Even though students can demonstrate proficiency in simplified contexts (e.g., articulating a single argument or executing a single technique), they have difficulty applying the same knowledge and skills in situations that impose added demands (e.g., when integrating ideas from different sources, applying multiple techniques to solve a larger problem, or under time pressure such as during an exam).

For example, early on in a history course students are able to identify and critique a particular argument from an individual reading. However, when they are asked to integrate multiple arguments into a persuasive thesis of their own, they have difficulty reconciling different points of view and pulling out pieces of the argument that can be used to shape the student’s unique perspective.

Similarly, in a lighting design course, students learn which kinds of lighting create different moods and can easily apply this knowledge in a simple, specific situation. However, they have difficulty drawing on several different principles to create an appropriate lighting scheme when the scene requires complex contrasts (e.g., a joyful wedding in stoic Victorian England).

Strategies:

Provide practice on basic skills.

Share “expert” methods and strategies.

Provide stepping stones toward complexity.

Provide practice in synthesizing information.
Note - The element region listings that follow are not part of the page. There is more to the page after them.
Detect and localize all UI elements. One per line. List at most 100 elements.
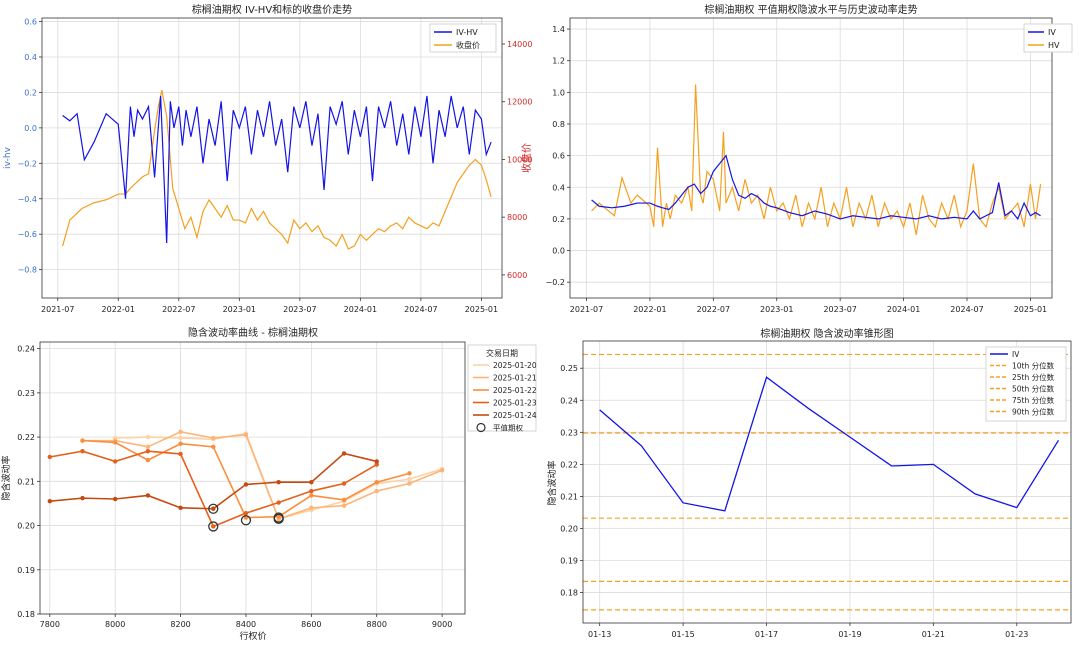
legend-label-2025-01-20: 2025-01-20 xyxy=(493,361,537,370)
y-tick-label-right: 14000 xyxy=(507,40,532,49)
y-tick-label-left: −0.6 xyxy=(18,230,37,239)
data-point-2025-01-20 xyxy=(407,476,412,482)
legend-label-2025-01-21: 2025-01-21 xyxy=(493,374,537,383)
series-line-iv-hv xyxy=(62,95,492,244)
data-point-2025-01-22 xyxy=(309,493,314,498)
y-tick-label: 1.2 xyxy=(552,57,565,66)
y-tick-label: 0.25 xyxy=(560,364,578,373)
data-point-2025-01-21 xyxy=(145,444,151,450)
y-tick-label: 1.0 xyxy=(552,88,565,97)
x-tick-label: 2021-07 xyxy=(41,305,74,314)
plot-frame xyxy=(569,17,1053,299)
y-tick-label-left: −0.8 xyxy=(18,266,37,275)
legend-label-iv: IV xyxy=(1048,28,1056,37)
data-point-2025-01-23 xyxy=(211,524,216,529)
atm-marker xyxy=(273,513,284,525)
y-tick-label: 0.21 xyxy=(560,492,578,501)
y-tick-label-right: 6000 xyxy=(507,271,527,280)
data-point-2025-01-23 xyxy=(112,459,118,464)
x-tick-label: 01-17 xyxy=(755,630,778,639)
y-tick-label-left: 0.6 xyxy=(24,18,37,27)
series-line-2025-01-21 xyxy=(82,430,443,520)
legend-label-iv-hv: IV-HV xyxy=(456,28,478,37)
legend-label-2025-01-24: 2025-01-24 xyxy=(493,411,537,420)
y-tick-label: 0.24 xyxy=(560,396,578,405)
plot-frame xyxy=(41,17,503,299)
data-point-2025-01-22 xyxy=(341,497,347,503)
x-tick-label: 8800 xyxy=(367,620,387,629)
y-tick-label: 0.8 xyxy=(552,120,565,129)
data-point-2025-01-21 xyxy=(178,429,183,434)
data-point-2025-01-24 xyxy=(178,505,183,511)
series-line-2025-01-23 xyxy=(49,450,378,528)
x-tick-label: 2023-07 xyxy=(283,305,316,314)
legend-label-2025-01-22: 2025-01-22 xyxy=(493,386,537,395)
x-tick-label: 01-23 xyxy=(1005,630,1028,639)
y-tick-label: 0.6 xyxy=(552,152,565,161)
y-axis-label-left: iv-hv xyxy=(3,146,13,169)
data-point-2025-01-23 xyxy=(374,462,379,467)
data-point-2025-01-24 xyxy=(112,496,118,502)
data-point-2025-01-22 xyxy=(407,471,412,476)
y-tick-label: 0.23 xyxy=(560,428,578,437)
x-tick-label: 2022-01 xyxy=(633,305,666,314)
y-axis-label-right: 收盘价 xyxy=(520,143,533,173)
chart-title: 棕榈油期权 隐含波动率锥形图 xyxy=(760,327,893,340)
data-point-2025-01-24 xyxy=(276,480,281,485)
y-tick-label-right: 12000 xyxy=(507,98,532,107)
legend: 交易日期 2025-01-20 2025-01-21 2025-01-22 2025-… xyxy=(467,344,537,433)
y-tick-label: 0.23 xyxy=(17,389,35,398)
y-tick-label: 0.22 xyxy=(17,433,35,442)
chart-title: 隐含波动率曲线 - 棕榈油期权 xyxy=(188,326,318,339)
y-tick-label: 0.19 xyxy=(17,566,35,575)
atm-marker xyxy=(208,521,219,532)
iv-smile-chart: 7800 8000 8200 8400 8600 8800 9000 0.24 0.23 0.2… xyxy=(0,326,537,642)
series-line-iv xyxy=(591,154,1041,221)
x-tick-label: 8400 xyxy=(236,620,256,629)
series-line-hv xyxy=(591,84,1042,235)
x-tick-label: 2025-01 xyxy=(465,305,498,314)
x-tick-label: 2022-07 xyxy=(162,305,195,314)
y-tick-label-left: −0.4 xyxy=(18,195,37,204)
iv-cone-panel: 01-13 01-15 01-17 01-19 01-21 01-23 0.25 0.24 0… xyxy=(540,323,1080,646)
data-point-2025-01-21 xyxy=(374,488,379,494)
data-point-2025-01-22 xyxy=(145,457,151,463)
data-point-2025-01-22 xyxy=(374,480,379,485)
x-tick-label: 01-21 xyxy=(922,630,945,639)
x-tick-label: 8000 xyxy=(105,620,125,629)
y-tick-label-left: 0.4 xyxy=(24,53,37,62)
legend-label-2: 25th 分位数 xyxy=(1012,372,1055,382)
data-point-2025-01-21 xyxy=(243,432,249,438)
data-point-2025-01-24 xyxy=(243,482,249,487)
y-tick-label: 0.2 xyxy=(552,215,565,224)
iv-hv-level-panel: 2021-07 2022-01 2022-07 2023-01 2023-07 2024-… xyxy=(540,0,1080,323)
data-point-2025-01-23 xyxy=(341,481,347,486)
x-tick-label: 2024-01 xyxy=(887,305,920,314)
data-point-2025-01-23 xyxy=(145,449,151,454)
iv-hv-close-panel: 2021-07 2022-01 2022-07 2023-01 2023-07 2024-… xyxy=(0,0,540,323)
series-line-2025-01-20 xyxy=(115,432,443,520)
plot-frame xyxy=(39,341,466,615)
data-point-2025-01-22 xyxy=(276,514,281,519)
x-tick-label: 2022-01 xyxy=(102,305,135,314)
data-point-2025-01-21 xyxy=(341,503,347,508)
legend-label-2025-01-23: 2025-01-23 xyxy=(493,399,537,408)
data-point-2025-01-20 xyxy=(178,435,183,441)
y-tick-label: 0.21 xyxy=(17,477,35,486)
data-point-2025-01-23 xyxy=(47,454,53,460)
data-point-2025-01-22 xyxy=(178,441,183,446)
legend-label-0: IV xyxy=(1012,350,1020,359)
atm-marker xyxy=(240,515,252,526)
x-tick-label: 2024-07 xyxy=(950,305,983,314)
y-tick-label: 0.20 xyxy=(17,522,35,531)
y-tick-label-left: 0.0 xyxy=(24,124,37,133)
y-tick-label: 0.0 xyxy=(552,247,565,256)
data-point-2025-01-23 xyxy=(178,451,183,457)
legend-label-hv: HV xyxy=(1048,41,1060,50)
y-axis-label: 隐含波动率 xyxy=(0,455,12,500)
series-line-close-price xyxy=(62,90,492,250)
data-point-2025-01-22 xyxy=(211,444,216,450)
data-point-2025-01-24 xyxy=(374,459,379,464)
data-point-2025-01-24 xyxy=(341,451,347,456)
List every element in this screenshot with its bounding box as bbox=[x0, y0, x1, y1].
Teach students about learning.

Provide practice on basic skills.

Give students more practice at developing fluency of basic skills (e.g., at the beginning of the course, have students identify the argument of each author; for each production that students see, have them analyze the lighting features and their corresponding mood-setting).

Share “expert” methods and strategies.

Explicitly teach students skills to manage the extra demands. For example, students can get by without taking notes on an individual argument from a single reading, but can benefit from tools or information-organizing strategies that experts in the area use when dealing with multiple arguments from multiple sources. See GlaserChi1988.pdf.

Provide stepping stones toward complexity.

Move incrementally from simple tasks to those with extra demands. For example, ask students to compare and contrast two authors’ arguments before going to a more broad or complex set of perspectives; assign group work in class so that individual students don’t have to bear the full responsibility of the more complex situation before they have to do it on their own; assign intermediate level problems to bridge the gap between simple and complex (e.g., ask acting students to rehearse a 10- to 20-minute scene, moving to a 20- to 40-minute scene so that they can build up to a full-scale two-hour theatrical production).

Provide practice in synthesizing information.

Give students practice at integrating ideas because the whole is greater than the sum of the parts and they need to practice synthesizing information before they can adequately apply it in complex situations. For example, ask students to write in a way that makes connections among papers they have read or between their reading and the discussion/lecture. This builds the expectation that making connections is an important and exercised skill.

Teach students about learning.

Help students learn the different types of knowledge and sources of difficulty so that they can decompose the learning task (i.e., help students be more reflective and metacognitive). Just because students can recognize a theory doesn’t mean that they can apply it, and just because they can recognize a term doesn’t mean that they can define it in their own words.